Student Loan Interest Rates
The interest rates on student loans vary from loan to loan. Some loans have interest rates that can change while others are fixed. These terms are set when the borrower signs the loan contract. The good news for borrowers is that there are many ways to get interest rates lowered.
There are many factors that determine the original interest rate on the loan. For federal government loans, the rate is set by Congress. For private loans, factors such as borrower credit score, economic conditions, and lender cashflow can all affect the interest rates offered.
Generally speaking, when the interest rate of a loan suddenly goes up, it is because it is a variable-rate loan. These loans are tied to an index rate such as the LIBOR, which is a rate banks use to determine the interest rate when lending to other banks. Variable-rate loans usually change quarterly (four times per year), but depending upon the original student loan contract, the rate may move monthly or yearly. Most lenders do not have an obligation to tell borrowers if their rate has gone up. An increase in interest rate may also mean higher monthly payments.

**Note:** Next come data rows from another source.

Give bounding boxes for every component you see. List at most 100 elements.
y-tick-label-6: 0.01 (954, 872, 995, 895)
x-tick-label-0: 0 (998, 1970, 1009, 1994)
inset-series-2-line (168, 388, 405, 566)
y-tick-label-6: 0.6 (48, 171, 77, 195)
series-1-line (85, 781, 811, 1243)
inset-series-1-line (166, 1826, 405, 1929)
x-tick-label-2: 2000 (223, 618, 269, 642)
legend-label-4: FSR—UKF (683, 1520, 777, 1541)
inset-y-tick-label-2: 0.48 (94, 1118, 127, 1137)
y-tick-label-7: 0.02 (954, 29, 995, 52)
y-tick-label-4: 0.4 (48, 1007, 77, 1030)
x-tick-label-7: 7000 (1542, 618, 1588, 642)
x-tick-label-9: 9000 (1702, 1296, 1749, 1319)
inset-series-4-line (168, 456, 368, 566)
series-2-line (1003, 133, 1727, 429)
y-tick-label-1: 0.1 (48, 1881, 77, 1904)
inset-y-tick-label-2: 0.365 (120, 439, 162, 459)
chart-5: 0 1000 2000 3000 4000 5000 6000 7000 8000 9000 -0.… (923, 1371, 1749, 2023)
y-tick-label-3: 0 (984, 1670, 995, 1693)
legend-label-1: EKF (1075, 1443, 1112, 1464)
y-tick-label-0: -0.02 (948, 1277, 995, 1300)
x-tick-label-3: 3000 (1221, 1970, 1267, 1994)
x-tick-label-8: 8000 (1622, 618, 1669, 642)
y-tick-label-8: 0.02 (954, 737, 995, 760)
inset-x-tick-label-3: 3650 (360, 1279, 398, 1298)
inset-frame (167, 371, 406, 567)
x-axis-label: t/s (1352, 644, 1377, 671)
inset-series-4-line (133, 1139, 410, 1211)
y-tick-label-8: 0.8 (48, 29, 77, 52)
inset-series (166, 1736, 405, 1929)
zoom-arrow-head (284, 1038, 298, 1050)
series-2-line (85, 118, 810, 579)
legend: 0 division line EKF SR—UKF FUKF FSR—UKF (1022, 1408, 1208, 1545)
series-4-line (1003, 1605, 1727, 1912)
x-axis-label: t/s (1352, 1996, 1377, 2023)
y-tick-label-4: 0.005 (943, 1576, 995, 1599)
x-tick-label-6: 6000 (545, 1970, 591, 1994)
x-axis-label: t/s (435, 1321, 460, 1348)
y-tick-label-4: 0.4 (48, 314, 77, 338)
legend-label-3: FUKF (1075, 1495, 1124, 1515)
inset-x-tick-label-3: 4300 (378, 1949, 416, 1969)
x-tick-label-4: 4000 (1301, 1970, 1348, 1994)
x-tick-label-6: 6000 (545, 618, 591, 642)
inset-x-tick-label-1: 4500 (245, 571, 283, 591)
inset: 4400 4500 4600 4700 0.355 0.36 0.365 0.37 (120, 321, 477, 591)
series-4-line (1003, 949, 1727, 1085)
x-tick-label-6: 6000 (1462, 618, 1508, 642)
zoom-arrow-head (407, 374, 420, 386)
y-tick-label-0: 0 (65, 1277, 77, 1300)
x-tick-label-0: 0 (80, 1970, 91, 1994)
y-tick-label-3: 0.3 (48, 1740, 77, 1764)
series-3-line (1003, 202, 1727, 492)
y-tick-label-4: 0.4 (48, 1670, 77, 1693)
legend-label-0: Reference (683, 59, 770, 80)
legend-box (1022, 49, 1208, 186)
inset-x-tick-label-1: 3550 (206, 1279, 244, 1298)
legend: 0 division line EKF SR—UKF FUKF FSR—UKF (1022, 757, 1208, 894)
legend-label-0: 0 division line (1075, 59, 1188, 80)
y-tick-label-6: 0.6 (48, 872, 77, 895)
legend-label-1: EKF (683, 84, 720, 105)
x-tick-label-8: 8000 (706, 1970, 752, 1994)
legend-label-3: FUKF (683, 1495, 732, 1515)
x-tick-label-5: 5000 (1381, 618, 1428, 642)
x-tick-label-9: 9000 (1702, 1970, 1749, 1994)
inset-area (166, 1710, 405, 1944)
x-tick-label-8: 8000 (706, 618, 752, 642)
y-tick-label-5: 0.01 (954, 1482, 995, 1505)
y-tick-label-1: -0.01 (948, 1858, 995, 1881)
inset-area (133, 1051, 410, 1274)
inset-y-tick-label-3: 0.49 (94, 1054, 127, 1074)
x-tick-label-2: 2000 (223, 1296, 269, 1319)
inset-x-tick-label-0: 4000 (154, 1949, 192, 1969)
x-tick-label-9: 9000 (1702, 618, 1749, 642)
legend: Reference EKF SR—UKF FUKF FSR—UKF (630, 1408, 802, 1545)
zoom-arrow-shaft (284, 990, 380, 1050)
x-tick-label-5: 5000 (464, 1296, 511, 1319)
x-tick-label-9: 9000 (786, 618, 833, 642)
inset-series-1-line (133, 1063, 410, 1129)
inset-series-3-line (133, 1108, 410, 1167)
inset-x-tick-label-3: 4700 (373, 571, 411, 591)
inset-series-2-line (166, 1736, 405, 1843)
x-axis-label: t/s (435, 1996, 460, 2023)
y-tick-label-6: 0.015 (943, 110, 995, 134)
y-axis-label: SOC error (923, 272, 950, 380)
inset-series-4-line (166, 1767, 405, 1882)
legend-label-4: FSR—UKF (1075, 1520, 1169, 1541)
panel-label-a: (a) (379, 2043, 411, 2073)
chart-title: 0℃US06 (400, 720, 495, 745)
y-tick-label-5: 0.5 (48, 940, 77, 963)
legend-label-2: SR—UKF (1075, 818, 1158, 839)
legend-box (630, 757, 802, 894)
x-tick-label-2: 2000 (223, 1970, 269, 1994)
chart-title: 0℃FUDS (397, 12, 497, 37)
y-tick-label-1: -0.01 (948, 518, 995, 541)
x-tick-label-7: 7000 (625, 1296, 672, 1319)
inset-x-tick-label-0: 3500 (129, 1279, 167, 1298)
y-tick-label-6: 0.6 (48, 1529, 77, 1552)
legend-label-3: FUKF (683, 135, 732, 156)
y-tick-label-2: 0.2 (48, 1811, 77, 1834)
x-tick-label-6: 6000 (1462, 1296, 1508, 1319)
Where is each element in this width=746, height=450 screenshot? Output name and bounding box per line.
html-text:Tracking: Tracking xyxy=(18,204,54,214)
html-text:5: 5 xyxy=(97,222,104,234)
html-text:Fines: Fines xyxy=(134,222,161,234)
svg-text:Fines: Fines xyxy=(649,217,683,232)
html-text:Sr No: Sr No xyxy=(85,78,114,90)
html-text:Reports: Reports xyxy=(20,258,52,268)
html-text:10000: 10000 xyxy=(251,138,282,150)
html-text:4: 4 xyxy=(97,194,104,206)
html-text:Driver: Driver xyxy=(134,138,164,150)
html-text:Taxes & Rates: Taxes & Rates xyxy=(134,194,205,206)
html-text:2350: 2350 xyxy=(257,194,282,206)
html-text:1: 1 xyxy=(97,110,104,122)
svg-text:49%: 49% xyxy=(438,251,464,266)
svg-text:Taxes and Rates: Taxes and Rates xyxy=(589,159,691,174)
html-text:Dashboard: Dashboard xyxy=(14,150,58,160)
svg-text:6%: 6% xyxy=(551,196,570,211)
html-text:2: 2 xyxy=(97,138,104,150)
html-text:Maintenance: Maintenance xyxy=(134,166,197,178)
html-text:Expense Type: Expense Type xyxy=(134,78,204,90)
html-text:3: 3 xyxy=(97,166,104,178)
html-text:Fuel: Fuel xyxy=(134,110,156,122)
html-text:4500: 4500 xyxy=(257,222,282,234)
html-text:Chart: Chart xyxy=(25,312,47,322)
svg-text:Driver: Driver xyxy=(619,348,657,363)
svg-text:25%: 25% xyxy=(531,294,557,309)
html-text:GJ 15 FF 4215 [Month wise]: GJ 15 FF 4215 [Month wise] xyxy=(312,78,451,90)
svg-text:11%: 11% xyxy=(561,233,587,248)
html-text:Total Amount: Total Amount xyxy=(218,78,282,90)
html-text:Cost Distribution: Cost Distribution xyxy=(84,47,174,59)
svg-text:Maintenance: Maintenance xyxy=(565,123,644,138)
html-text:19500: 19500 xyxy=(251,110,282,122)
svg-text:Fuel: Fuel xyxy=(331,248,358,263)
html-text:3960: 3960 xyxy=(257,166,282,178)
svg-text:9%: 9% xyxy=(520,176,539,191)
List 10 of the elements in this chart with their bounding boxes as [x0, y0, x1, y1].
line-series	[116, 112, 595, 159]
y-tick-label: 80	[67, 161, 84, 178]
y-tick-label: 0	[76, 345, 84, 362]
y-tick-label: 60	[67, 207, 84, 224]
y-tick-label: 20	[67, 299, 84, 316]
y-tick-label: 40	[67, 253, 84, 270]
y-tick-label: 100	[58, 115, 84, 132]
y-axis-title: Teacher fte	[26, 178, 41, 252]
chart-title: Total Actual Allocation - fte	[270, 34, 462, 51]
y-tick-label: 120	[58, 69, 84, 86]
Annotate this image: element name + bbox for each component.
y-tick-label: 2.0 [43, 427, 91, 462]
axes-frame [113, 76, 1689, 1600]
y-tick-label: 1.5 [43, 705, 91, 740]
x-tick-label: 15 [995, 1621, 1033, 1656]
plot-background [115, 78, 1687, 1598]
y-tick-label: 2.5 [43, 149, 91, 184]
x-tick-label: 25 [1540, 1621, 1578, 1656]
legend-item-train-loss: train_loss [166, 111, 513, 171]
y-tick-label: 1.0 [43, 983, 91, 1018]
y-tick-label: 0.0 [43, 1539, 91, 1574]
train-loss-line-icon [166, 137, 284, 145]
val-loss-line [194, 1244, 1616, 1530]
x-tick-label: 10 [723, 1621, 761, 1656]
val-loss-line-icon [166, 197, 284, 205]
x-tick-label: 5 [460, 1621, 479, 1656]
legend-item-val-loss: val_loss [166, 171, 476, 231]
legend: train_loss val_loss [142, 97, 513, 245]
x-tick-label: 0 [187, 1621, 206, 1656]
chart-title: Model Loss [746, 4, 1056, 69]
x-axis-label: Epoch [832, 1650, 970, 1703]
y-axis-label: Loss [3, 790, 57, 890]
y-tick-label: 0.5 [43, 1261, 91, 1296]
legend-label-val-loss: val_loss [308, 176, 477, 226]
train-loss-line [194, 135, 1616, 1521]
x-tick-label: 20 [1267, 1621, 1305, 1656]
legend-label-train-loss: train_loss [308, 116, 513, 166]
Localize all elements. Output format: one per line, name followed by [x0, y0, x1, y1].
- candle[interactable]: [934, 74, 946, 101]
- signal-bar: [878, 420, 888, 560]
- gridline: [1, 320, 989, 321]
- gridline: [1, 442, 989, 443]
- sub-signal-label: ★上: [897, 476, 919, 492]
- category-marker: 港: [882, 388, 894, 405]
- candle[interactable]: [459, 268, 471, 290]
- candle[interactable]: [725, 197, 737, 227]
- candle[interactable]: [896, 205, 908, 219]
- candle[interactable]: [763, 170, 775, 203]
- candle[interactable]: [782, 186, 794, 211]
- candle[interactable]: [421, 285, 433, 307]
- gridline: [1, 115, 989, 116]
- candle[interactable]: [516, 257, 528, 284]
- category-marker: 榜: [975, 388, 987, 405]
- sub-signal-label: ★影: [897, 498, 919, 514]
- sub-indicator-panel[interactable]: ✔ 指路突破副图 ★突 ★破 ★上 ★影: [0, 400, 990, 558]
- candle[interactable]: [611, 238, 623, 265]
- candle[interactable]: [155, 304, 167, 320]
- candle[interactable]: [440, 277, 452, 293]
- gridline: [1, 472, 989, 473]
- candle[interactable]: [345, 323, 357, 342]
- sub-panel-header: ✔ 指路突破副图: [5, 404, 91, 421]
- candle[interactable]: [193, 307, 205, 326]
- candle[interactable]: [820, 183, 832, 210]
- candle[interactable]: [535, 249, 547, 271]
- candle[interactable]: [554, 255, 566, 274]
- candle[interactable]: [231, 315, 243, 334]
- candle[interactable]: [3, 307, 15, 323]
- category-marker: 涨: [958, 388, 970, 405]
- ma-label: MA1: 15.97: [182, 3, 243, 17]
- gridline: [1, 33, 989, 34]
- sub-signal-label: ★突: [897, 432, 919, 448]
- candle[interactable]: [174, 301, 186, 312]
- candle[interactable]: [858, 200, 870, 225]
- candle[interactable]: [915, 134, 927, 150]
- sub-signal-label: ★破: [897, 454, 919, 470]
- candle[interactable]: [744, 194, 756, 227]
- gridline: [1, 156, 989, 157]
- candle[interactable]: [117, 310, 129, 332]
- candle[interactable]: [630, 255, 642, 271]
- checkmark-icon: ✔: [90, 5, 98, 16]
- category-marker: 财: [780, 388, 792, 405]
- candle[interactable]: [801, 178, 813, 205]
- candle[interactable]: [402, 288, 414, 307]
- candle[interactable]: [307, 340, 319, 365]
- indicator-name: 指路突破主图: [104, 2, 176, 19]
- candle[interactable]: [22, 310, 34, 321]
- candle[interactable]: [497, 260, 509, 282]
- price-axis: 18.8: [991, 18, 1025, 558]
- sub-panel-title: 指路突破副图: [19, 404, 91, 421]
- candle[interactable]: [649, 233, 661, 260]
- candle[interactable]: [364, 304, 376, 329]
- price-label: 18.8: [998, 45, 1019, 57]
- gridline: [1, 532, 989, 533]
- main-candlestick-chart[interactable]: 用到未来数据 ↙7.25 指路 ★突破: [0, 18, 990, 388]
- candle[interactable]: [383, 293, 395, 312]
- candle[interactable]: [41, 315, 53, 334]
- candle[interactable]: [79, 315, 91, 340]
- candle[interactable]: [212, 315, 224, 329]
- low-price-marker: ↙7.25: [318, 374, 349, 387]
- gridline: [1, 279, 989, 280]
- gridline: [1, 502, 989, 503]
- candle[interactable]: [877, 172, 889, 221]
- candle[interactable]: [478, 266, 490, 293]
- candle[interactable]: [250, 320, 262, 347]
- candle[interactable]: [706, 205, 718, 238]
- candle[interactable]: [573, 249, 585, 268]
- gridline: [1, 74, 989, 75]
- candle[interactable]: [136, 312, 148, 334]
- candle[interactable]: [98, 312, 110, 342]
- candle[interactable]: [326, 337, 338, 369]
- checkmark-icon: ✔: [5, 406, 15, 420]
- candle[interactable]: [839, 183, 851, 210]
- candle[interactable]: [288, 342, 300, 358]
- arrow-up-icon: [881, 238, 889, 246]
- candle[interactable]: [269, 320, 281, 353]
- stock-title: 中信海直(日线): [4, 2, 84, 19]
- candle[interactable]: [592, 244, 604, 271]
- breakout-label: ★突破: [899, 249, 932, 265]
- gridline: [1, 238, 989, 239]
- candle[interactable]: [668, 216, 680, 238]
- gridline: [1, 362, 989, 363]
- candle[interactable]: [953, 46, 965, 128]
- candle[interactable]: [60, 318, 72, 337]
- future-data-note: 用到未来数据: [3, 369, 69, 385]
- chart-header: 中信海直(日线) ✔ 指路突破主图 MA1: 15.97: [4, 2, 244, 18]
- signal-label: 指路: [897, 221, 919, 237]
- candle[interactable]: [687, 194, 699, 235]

Lenders are rarely willing to negotiate a lower interest rate, but there are at least 14 other ways to get a lower interest rate. Not everyone is able to turn their good credit score into a lower rate by refinancing, but programs also exist for borrowers who are struggling to repay their debt.
Preventing Student Loan Interest Accrual and Interest Compounding
Other than paying a loan back in full, it is nearly impossible to avoid a loan accruing interest. A notable exception would be for federal subsidized loan borrowers. These borrowers can prevent future interest accrual if they qualify for a deferment. Federal student loan borrowers who are fighting cancer may also be able to stop being charged interest on their loans.
Preventing interest compounding, or capitalization, is straightforward. As long as a borrower makes monthly payments that are larger than the monthly interest, the loan balance will not grow, and the borrower will not have to pay interest on the interest that accrues each month. Things get more complicated for borrowers who are in school or who are on an income-driven repayment plan making payments smaller than the monthly interest accrual. These borrowers want to avoid events that trigger interest capitalization.